Bien évidemment je ne partage pas ton analyse, si nous n'avions voté FDG qui est en dynamique partout quel aurait été le résultat et l'impact du vote FN et Droite ?

canaille le rouge 23/04/2012 23:12



Je crois qu'on ne se comprend pas. Pas question pour moi de condamner ceux qui ont voté FdG , NPA LO voir pour certains PS. Mon propos est de dire que la question du piège n'est pas posée et
qu'on court à la cata si on continue. Ensuite que chacun dans cette logique cherche une issue, normal. Mais quand va-t-on s'attaquer au cadre aliénant (et tu sait bien ce que ce mot signifie) de
l'election présidentielle créée par la classe dominante pour exploser la proportionelle et vérouiller le rôle des assemblées élues.


Je ne dis que cela à ce moment ni plus ni moins. Ensuite tu noteras que je me suis bien garder de semer la désespérance (encore que vu mes moyens la récolte eut été marginale) et ai concentré mes
coups contre la droite et l'extrême droite à chaque jours de chacune de mes mises en lignes.



Roquet 23/04/2012 10:26


J'ai été frappé personnellement par ces propos de Jean-Luc Mélenchon dans sa déclaration au soir du 22 avril :


"Nous avons eu raison de concentrer notre campagne sur l'analyse et la critique radicale des positions de l'extrême-droite. Nous avons eu raison de le faire, et si nous ne l'avions pas fait
peut-être le résultat de ce soir serait-il encore plus alarmant"
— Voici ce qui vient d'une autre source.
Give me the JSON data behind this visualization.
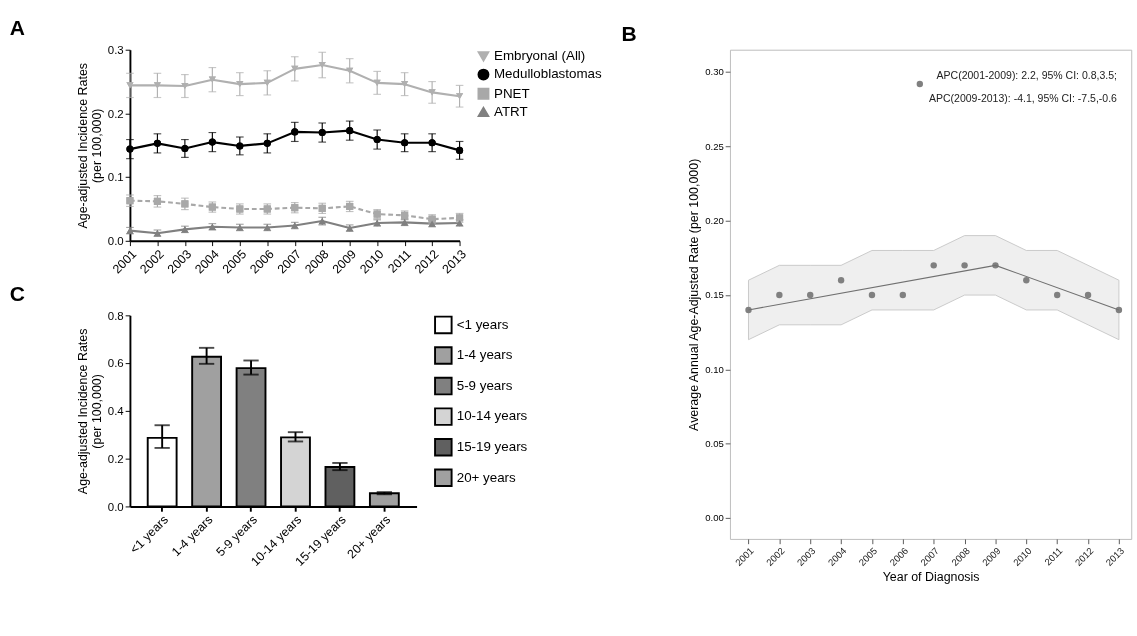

Est-ce si sûr ? Cette campagne "front contre front", comme on l'a nommée, était-elle vraiment réfléchie ? Avec d'un côté une Marine Le Pen se présentant en paroles comme l'adversaire du
capitalisme, de la finance, de la mondialisation, la championne de la souveraineté nationale dénonçant l'euro et l'Europe, et de l'autre côté un Mélenchon se présentant comme prioritairement
l'adversaire... de Marine Le Pen, et ne laissant apercevoir comme perspective réelle d'application de son programme que la transformation de l'Europe du grand capital en "Europe sociale".


Mais avoir orienté ainsi la campagne,était-ce vraiment une erreur ? N'est-ce pas simplement que la subordination à la mystification européenne du Front de Gauche, à commencer par celle du PCF, ne
permet pas d'apporter des réponses convaincantes à l'attente protestataire des milieux populaires. 


Je n'ai évidemment pas un poil de sympathie pour le FN, je n'ai pas la moindre illusion sur la nature démagogique de son "anticapitalisme", j'ai la plus totale répugnance à l'égard de son
racisme, bien sûr qu'il faut le combattre résolument. Mais si le vote ouvrier est à 30% pour Marine Le Pen, est-ce vraiment en réaction à l'immigration alors qu'il a été établi que dans les
préoccupations des Français pouvoir d'achat et chômage viennent en tête, l'immigration et la sécurité n'arrivant qu'en cinquième ou sixième position ?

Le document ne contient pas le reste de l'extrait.